Como se não fosse pouco, essa cartografia mutante dos refugiados e refugiadas, externa a xenofobia como um desafio a ser enfrentado. A xenofobia não se refere apenas ao medo às pessoas estrangeiras, mas rejeição, preconceito, aversão e ódio. Em 2016, Cortez Editora publicou Xenofobia: medo e rejeição ao estrangeiro, de autoria do professor e pesquisador Durval Muniz de Albuquerque Júnior. Como não poderia ser diferente, um trabalho de muita qualidade e pertinência, onde o autor problematiza a xenofobia como um dos grandes problemas de nosso tempo, a partir de uma abordagem multidimensional, mostrando como esse sentimento é atravessado por ambiguidades.

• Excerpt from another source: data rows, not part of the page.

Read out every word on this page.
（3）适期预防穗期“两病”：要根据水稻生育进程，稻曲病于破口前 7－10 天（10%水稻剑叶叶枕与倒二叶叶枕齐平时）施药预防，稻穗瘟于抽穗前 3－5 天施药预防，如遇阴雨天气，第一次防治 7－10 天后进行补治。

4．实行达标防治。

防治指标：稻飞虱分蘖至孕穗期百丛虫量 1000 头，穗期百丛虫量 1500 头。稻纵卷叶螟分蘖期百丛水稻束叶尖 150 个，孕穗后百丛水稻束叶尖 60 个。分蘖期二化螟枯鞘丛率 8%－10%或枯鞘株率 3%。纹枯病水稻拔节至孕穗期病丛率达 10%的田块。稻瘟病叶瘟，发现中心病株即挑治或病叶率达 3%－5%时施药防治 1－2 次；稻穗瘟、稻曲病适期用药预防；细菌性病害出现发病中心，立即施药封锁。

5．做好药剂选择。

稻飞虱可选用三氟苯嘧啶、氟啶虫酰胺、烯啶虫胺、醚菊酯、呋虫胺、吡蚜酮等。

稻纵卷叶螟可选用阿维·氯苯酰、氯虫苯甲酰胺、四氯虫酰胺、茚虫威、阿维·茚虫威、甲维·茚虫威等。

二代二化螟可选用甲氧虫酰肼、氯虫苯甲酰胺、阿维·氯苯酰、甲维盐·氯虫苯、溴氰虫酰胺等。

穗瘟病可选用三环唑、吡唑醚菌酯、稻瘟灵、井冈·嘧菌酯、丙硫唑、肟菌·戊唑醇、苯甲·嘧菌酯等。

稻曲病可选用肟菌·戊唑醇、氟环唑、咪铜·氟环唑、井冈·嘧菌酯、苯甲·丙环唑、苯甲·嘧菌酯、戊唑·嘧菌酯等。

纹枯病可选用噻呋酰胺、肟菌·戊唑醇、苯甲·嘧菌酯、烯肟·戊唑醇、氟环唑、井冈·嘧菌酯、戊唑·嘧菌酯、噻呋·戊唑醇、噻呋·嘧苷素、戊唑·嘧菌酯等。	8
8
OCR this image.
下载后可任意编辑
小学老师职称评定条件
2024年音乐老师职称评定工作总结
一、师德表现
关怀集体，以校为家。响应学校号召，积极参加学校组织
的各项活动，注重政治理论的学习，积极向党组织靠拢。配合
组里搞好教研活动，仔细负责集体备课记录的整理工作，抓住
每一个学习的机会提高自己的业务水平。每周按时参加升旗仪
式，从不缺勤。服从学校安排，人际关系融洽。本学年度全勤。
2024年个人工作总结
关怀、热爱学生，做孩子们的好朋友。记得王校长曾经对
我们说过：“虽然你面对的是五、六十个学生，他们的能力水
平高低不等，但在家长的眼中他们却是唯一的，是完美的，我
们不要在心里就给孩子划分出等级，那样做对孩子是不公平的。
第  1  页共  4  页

A desterritorialização tem muitas nuances. Talvez não estejamos tão fixos como pensamos. Num mundo de diásporas, as ciências e artes por vezes seguem tentando refletir, compreender e apontar caminhos possíveis. Duas lindas canções chegam neste instante, uma do Jorge Drexler, Movimiento, onde diz que estamos vivos porque estamos em movimento, nunca estamos quietos, somos transhumantes, somos pais, filhos netos e bisnetos de imigrantes. Seu refrão soa como um mantra: eu não sou daqui, porém você tão pouco. Já Diáspora, composto pelos Tribalistas, toca quase que diariamente numa abertura de novela global, um apelo, um alerta, pergunta: you, where are you?
Como esquecer do filme Babel, dirigido por Alejandro G. Iñarritu, em 2006 (também diretor de Roma), e ressaltar que de certo modo tudo nesse Planeta está interligado, por maior que sejam as distâncias e diferenças culturais. A vida, superando a ficção, e a imaginação tentando fiar caminhos de maior aceitação e inclusão.